Colonials, of course, are their own brand of artifice. No matter where they pop up, they hearken back to some romanticized vision of America's past. If that sort of thing floats your boat, I won't object, but I think it's worth remembering that colonial architecture is the product of a certain context that may not be appropriate for the rash of exurbs springing up around the Beltway.

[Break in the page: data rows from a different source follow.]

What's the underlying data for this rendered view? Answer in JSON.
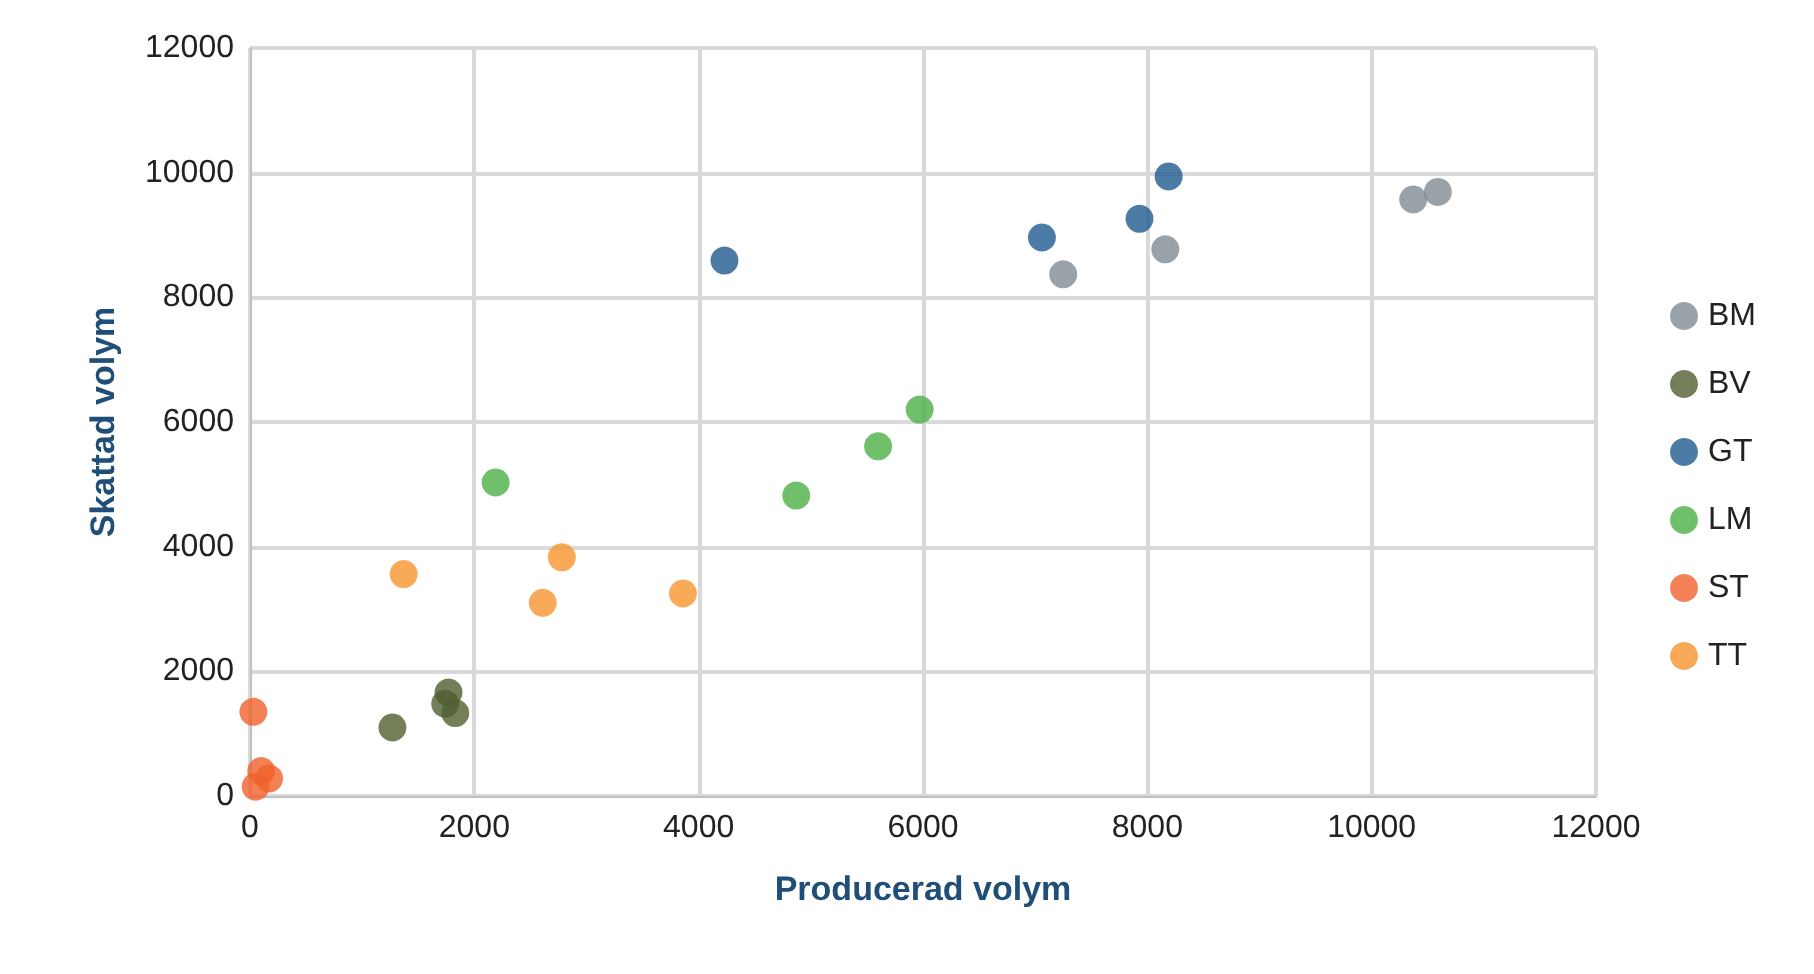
{
  "chart_data": {
    "type": "scatter",
    "xlabel": "Producerad volym",
    "ylabel": "Skattad volym",
    "xlim": [
      0,
      12000
    ],
    "ylim": [
      0,
      12000
    ],
    "xticks": [
      0,
      2000,
      4000,
      6000,
      8000,
      10000,
      12000
    ],
    "yticks": [
      0,
      2000,
      4000,
      6000,
      8000,
      10000,
      12000
    ],
    "grid": true,
    "legend": "right",
    "marker": "circle",
    "series": [
      {
        "name": "BM",
        "color": "#7f8a93",
        "x": [
          7250,
          8160,
          10370,
          10590
        ],
        "values": [
          8370,
          8770,
          9570,
          9690
        ]
      },
      {
        "name": "BV",
        "color": "#4f5f2f",
        "x": [
          1270,
          1770,
          1740,
          1830
        ],
        "values": [
          1100,
          1660,
          1480,
          1330
        ]
      },
      {
        "name": "GT",
        "color": "#1f5a8e",
        "x": [
          4230,
          7060,
          7930,
          8190
        ],
        "values": [
          8590,
          8960,
          9260,
          9940
        ]
      },
      {
        "name": "LM",
        "color": "#4caf45",
        "x": [
          2190,
          4870,
          5600,
          5970
        ],
        "values": [
          5030,
          4820,
          5610,
          6200
        ]
      },
      {
        "name": "ST",
        "color": "#f0622a",
        "x": [
          30,
          100,
          170,
          50
        ],
        "values": [
          1350,
          400,
          280,
          150
        ]
      },
      {
        "name": "TT",
        "color": "#f7952e",
        "x": [
          1370,
          2610,
          2780,
          3860
        ],
        "values": [
          3560,
          3100,
          3830,
          3250
        ]
      }
    ]
  }
}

PS - If you think FLW's Falling Water hasn't aged well, you've passed the peace pipe with the Unitarian congregation a few too many times.
Joseph de Maistre
November 19, 2008 1:19 pm
Will - okay, Hollin Hills may have a strong sense of community and civic engagement. But how is this achieved? I'm guessing it's by restricting land use to such an extent that only affluent, like-minded whites can afford to live there. Rich people segregating themselves is obviously not a model that can be replicated.
Will Collins
November 19, 2008 2:47 pm
As I note in the article, Hollin Hills was originally conceptualized as a low-cost alternative for middle income families. Many of the original materials - used bricks, aluminum and tin, wood paneling - were actually chosen for reasons of cost-effectiveness, not aesthetics. Granted, the neighborhood has acquired a certain cachet and is now a lot more expensive. But idea behind Hollin Hills is easily transferable to new developments.
Joseph de Maistre
November 19, 2008 6:50 pm
I conclude that a suburb can enhance its sense of community by adding "special sauce" design ingredients that make the place a little more distinctive than the average suburb. Still, even in a special sauce suburban, the problems that plague suburbs generally still remain: you can't get anywhere without an automobile and there is no legible public space.